Thread: time zone?

time zone?

From
Tatsuo Ishii
Date:
Hi, it seems there is an inconsistency with time zone handling to me:

test=# select version();                          version                           
-------------------------------------------------------------PostgreSQL 7.4 on i686-pc-linux-gnu, compiled by GCC
2.95.3
(1 row)

test=# set time zone 'JST';
ERROR:  unrecognized time zone name: "JST"
test=# set time zone 'Japan';
SET
test=# select '2003-12-16 12:00:00 JST'::timestamp with time zone;     timestamptz       
------------------------2003-12-16 12:00:00+09
(1 row)

test=# select '2003-12-16 12:00:00 Japan'::timestamp with time zone;
ERROR:  invalid input syntax for type timestamp with time zone: "2003-12-16 12:00:00 Japan"

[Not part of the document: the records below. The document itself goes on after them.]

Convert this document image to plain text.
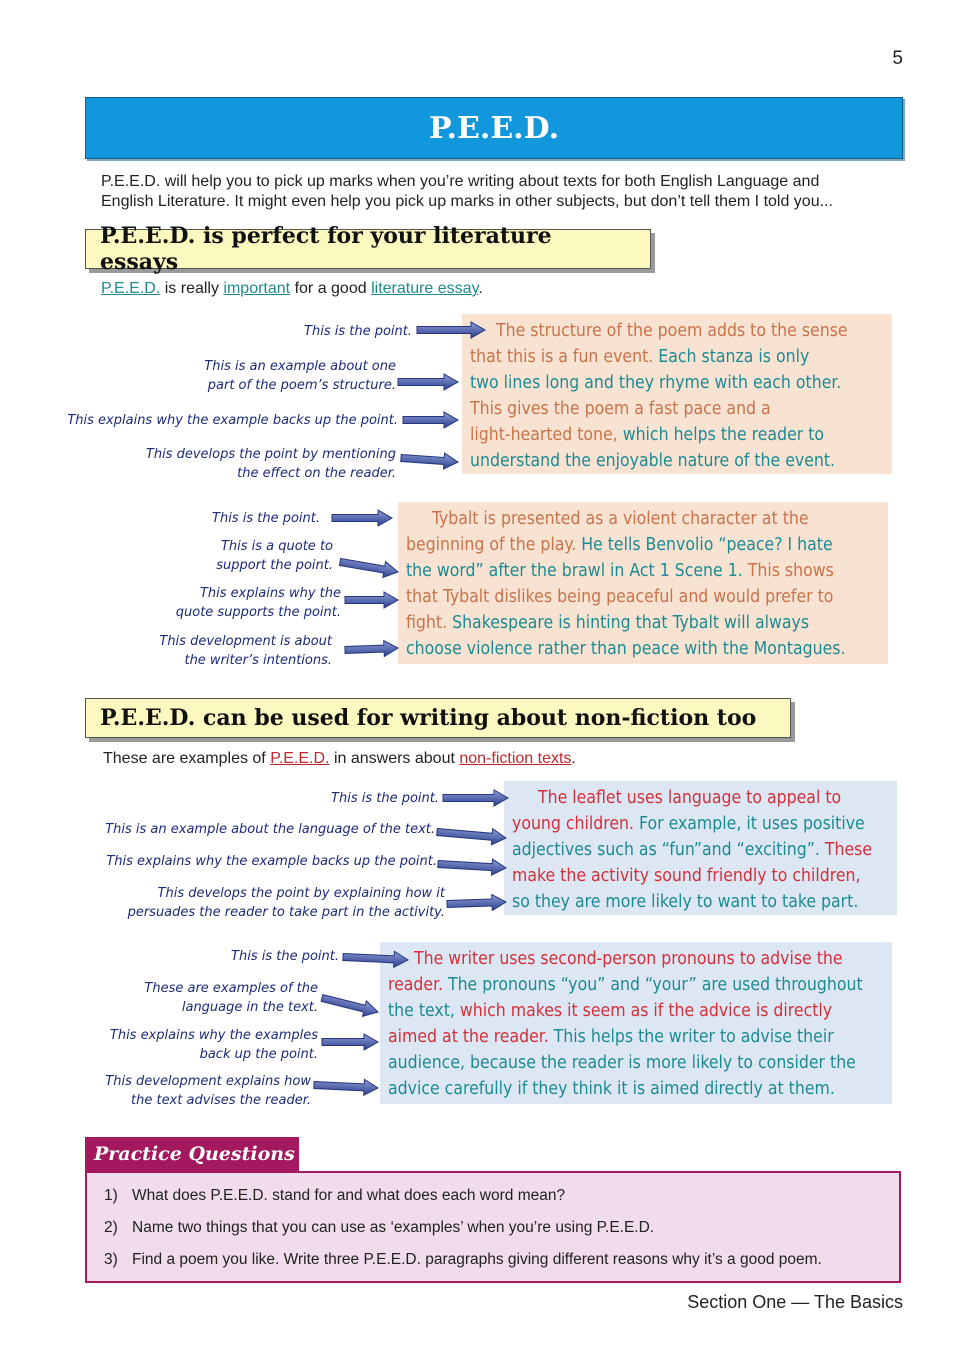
5
P.E.E.D.
P.E.E.D. will help you to pick up marks when you’re writing about texts for both English Language and
English Literature. It might even help you pick up marks in other subjects, but don’t tell them I told you...
P.E.E.D. is perfect for your literature essays
P.E.E.D. is really important for a good literature essay.
This is the point.
This is an example about one
part of the poem’s structure.
This explains why the example backs up the point.
This develops the point by mentioning
the effect on the reader.
The structure of the poem adds to the sense
that this is a fun event. Each stanza is only
two lines long and they rhyme with each other.
This gives the poem a fast pace and a
light-hearted tone, which helps the reader to
understand the enjoyable nature of the event.
This is the point.
This is a quote to
support the point.
This explains why the
quote supports the point.
This development is about
the writer’s intentions.
Tybalt is presented as a violent character at the
beginning of the play. He tells Benvolio “peace? I hate
the word” after the brawl in Act 1 Scene 1. This shows
that Tybalt dislikes being peaceful and would prefer to
fight. Shakespeare is hinting that Tybalt will always
choose violence rather than peace with the Montagues.
P.E.E.D. can be used for writing about non-fiction too
These are examples of P.E.E.D. in answers about non-fiction texts.
This is the point.
This is an example about the language of the text.
This explains why the example backs up the point.
This develops the point by explaining how it
persuades the reader to take part in the activity.
The leaflet uses language to appeal to
young children. For example, it uses positive
adjectives such as “fun”and “exciting”. These
make the activity sound friendly to children,
so they are more likely to want to take part.
This is the point.
These are examples of the
language in the text.
This explains why the examples
back up the point.
This development explains how
the text advises the reader.
The writer uses second-person pronouns to advise the
reader. The pronouns “you” and “your” are used throughout
the text, which makes it seem as if the advice is directly
aimed at the reader. This helps the writer to advise their
audience, because the reader is more likely to consider the
advice carefully if they think it is aimed directly at them.
Practice Questions
1) What does P.E.E.D. stand for and what does each word mean?
2) Name two things that you can use as ‘examples’ when you’re using P.E.E.D.
3) Find a poem you like. Write three P.E.E.D. paragraphs giving different reasons why it’s a good poem.
Section One — The Basics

I know that this is because we need to use some OS's functionalities
to handle day light saving time etc. But this kind of inconsistency
makes users quite confusing. Any idea to improve this?
--
Tatsuo Ishii


Re: time zone?

From
Tom Lane
Date:
Tatsuo Ishii <t-ishii@sra.co.jp> writes:
> Hi, it seems there is an inconsistency with time zone handling to me:

Yeah, the set of time zone names accepted by SET TIME ZONE doesn't have
a whole lot to do with the set of time zone names you can specify as
part of a timestamptz input string.

This is partly an implementation issue and partly fundamental.

The implementation reason is that SET TIME ZONE just hands off its input
string to tzset(), and so the valid time zone names are whatever the
local C library will take; whereas time zone names accepted in
timestamptz input are those listed in the table in datetime.c.

The fundamental reason is that SET TIME ZONE's zones explicitly or
implicitly specify daylight-savings transition rules, whereas
timestamptz only wants to know about a particular offset from GMT.
For example, around here I can SET TIME ZONE to 'EST5EDT', which is
the traditional Unix notation for "EST (GMT-5) except during daylight
savings time, when it's GMT-4".  But EST5EDT isn't a meaningful spec in
timestamptz input --- I can say either EST or EDT, but not both.
On a Linux system I might instead spell the SET TIME ZONE value as
'US/Eastern', but I can't use that as a timestamptz input string.

We've talked about writing our own timezone library to avoid the
platform dependency of SET TIME ZONE names, but I don't see that
that would magically solve the discrepancy between
zones-with-DST-behavior and plain-old-GMT-offset zones.